We consider the proposals by Hawksworth et al. (2018) highly problematic for the following reasons:

  • DNA sequence types will have a very low information content; subsequent extraction of additional data or verification of the already extracted data will not be possible.

  • Two different taxa may share identical DNA sequences at a given locus, even for already tested barcoding markers. Conversely, not all members of a species can be assumed to share the same DNA sequence at a specific locus.

  • Intraspecific (or even intraindividual) differences in the DNA sequence of a marker may be comparable to or exceed interspecific differences.

  • Some DNA sequences generated through different sequencing techniques may be artifacts and consequently not represent reality. The proposal does not say anything about data validation other than a recommendation that the DNA sequence should be represented by ‘multiple sequences’.

  • The proposal promotes the mechanical production of taxon names based on minor sequence divergence, without taking any other data (such as genetic variability or already described taxa) into account. Much downstream time will have to be spent by future mycologists gathering additional information.

  • As taxa with DNA sequence types accumulate, the description of a new species will be increasingly difficult without DNA sequence data. Describing new species based on the morphology of unsequenced material will in practice not be feasible if the possibility exists that this species has been described based on a DNA sequence.

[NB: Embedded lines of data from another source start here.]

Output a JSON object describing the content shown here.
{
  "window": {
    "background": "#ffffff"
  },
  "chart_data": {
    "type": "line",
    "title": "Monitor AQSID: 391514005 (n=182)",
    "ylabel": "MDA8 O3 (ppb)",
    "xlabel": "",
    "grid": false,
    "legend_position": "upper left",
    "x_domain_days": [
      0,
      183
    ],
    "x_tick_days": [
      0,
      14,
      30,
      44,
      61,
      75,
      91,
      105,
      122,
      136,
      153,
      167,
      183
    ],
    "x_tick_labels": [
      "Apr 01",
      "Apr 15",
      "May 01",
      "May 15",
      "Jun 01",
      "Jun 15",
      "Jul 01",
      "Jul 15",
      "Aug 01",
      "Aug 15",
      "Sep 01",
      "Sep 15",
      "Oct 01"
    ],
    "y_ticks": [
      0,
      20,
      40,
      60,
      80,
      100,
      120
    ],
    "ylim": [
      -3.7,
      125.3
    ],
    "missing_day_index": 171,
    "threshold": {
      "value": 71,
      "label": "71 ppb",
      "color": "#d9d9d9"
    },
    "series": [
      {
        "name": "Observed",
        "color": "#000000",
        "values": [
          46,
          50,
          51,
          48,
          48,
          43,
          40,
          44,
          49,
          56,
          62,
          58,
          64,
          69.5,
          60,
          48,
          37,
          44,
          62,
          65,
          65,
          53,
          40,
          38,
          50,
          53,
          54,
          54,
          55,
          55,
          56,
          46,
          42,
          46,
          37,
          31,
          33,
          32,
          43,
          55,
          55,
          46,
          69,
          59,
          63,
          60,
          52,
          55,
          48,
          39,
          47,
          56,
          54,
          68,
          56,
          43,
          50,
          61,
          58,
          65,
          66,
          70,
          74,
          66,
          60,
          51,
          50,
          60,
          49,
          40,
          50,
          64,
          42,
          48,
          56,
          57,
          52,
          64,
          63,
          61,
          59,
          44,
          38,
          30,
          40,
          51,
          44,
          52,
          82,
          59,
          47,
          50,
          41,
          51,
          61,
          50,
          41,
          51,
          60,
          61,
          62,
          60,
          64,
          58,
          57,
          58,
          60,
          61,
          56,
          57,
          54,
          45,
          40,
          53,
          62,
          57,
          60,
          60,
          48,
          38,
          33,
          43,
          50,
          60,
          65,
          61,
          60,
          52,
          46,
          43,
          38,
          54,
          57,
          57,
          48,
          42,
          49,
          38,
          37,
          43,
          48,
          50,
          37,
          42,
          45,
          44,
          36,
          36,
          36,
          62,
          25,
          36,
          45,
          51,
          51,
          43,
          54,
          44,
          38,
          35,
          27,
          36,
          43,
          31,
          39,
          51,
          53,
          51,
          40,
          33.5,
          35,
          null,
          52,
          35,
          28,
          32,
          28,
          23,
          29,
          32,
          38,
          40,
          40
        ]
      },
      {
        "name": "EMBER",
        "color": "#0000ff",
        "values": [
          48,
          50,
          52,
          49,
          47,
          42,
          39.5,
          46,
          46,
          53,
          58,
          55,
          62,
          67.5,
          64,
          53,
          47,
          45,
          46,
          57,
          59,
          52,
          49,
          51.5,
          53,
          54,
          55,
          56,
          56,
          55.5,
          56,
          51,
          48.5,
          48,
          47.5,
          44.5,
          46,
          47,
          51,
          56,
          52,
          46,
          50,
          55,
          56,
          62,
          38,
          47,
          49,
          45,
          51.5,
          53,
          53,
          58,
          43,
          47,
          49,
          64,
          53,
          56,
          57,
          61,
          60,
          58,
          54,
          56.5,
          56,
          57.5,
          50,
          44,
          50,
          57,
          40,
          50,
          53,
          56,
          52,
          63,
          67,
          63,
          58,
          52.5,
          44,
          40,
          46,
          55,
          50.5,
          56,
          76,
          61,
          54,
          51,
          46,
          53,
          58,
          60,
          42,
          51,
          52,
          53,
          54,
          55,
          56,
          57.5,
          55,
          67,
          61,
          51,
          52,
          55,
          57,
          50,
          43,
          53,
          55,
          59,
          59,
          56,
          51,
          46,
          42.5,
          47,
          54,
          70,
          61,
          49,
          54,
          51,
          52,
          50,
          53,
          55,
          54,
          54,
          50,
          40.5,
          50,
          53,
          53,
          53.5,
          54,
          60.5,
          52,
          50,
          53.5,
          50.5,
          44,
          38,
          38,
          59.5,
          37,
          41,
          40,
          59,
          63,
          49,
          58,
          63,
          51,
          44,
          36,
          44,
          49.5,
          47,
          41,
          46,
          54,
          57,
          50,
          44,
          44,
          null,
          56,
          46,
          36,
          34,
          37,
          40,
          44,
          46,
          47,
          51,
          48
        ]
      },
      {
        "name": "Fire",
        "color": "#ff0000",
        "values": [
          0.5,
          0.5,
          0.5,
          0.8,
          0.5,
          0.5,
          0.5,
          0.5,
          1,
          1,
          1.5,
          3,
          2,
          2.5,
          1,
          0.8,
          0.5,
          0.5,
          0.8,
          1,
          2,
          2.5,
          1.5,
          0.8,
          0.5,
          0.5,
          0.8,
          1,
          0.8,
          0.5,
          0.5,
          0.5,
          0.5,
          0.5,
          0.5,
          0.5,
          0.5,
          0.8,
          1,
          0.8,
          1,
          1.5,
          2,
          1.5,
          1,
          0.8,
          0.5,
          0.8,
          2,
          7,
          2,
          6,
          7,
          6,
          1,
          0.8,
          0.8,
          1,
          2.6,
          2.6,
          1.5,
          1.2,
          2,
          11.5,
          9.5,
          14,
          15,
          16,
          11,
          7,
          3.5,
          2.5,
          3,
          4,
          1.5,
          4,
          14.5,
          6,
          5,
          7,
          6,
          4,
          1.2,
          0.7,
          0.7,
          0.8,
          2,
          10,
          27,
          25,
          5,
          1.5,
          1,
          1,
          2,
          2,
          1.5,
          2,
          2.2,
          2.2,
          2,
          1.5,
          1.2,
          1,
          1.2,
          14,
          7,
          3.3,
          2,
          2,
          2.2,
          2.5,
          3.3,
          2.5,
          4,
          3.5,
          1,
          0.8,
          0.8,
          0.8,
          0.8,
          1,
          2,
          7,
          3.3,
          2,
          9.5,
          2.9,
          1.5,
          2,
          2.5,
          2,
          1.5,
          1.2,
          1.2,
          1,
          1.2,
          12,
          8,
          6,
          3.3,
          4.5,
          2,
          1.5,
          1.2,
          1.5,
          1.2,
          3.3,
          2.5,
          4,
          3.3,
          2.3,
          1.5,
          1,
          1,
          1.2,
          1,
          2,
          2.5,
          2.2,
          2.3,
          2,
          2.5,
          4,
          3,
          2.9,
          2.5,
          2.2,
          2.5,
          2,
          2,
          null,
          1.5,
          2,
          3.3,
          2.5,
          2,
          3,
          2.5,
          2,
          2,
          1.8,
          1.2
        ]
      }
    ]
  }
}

  • Since the proposals allow any part of the genome to be used as a DNA type, situations in which different taxa may have been described using different parts of the genome will force researchers to sequence a variety of loci to establish whether an earlier name already exists. Likewise, a single taxon may be described as novel several times using different genomic regions as type. This will be impossible to detect without a specimen from which different genomic regions can be sequenced and may contribute to the description of unnecessary new names.

Final Remarks

As discussed above, there are alternative ways of communicating the existence of taxa only known from DNA data, which do not require modifications to the ICN. Instead of allowing DNA data as types for taxon names, database registration of candidate names can be used for putative new taxa, when their existence has been made plausible based on various sources of information (including but not limited to DNA sequences). A functional system for environmental sequences under the Candidatus or species hypotheses approach could result from a carefully selected set of requirements to ensure high-quality data and reproducibility.

We submit that proposals F-005 and F-006, for the reasons outlined here, will not solve the problems they are intended to solve, disregard knowledge acquired through decades of research in the genetics of speciation, and will instead create confusion and substantial extra work for contemporary and future mycologists. We all have the responsibility to maintain the scientific standards of reproducibility as well as to provide well-considered rules for coming generations, so they can improve on our work and take appropriate, well-informed taxonomic decisions using all available information.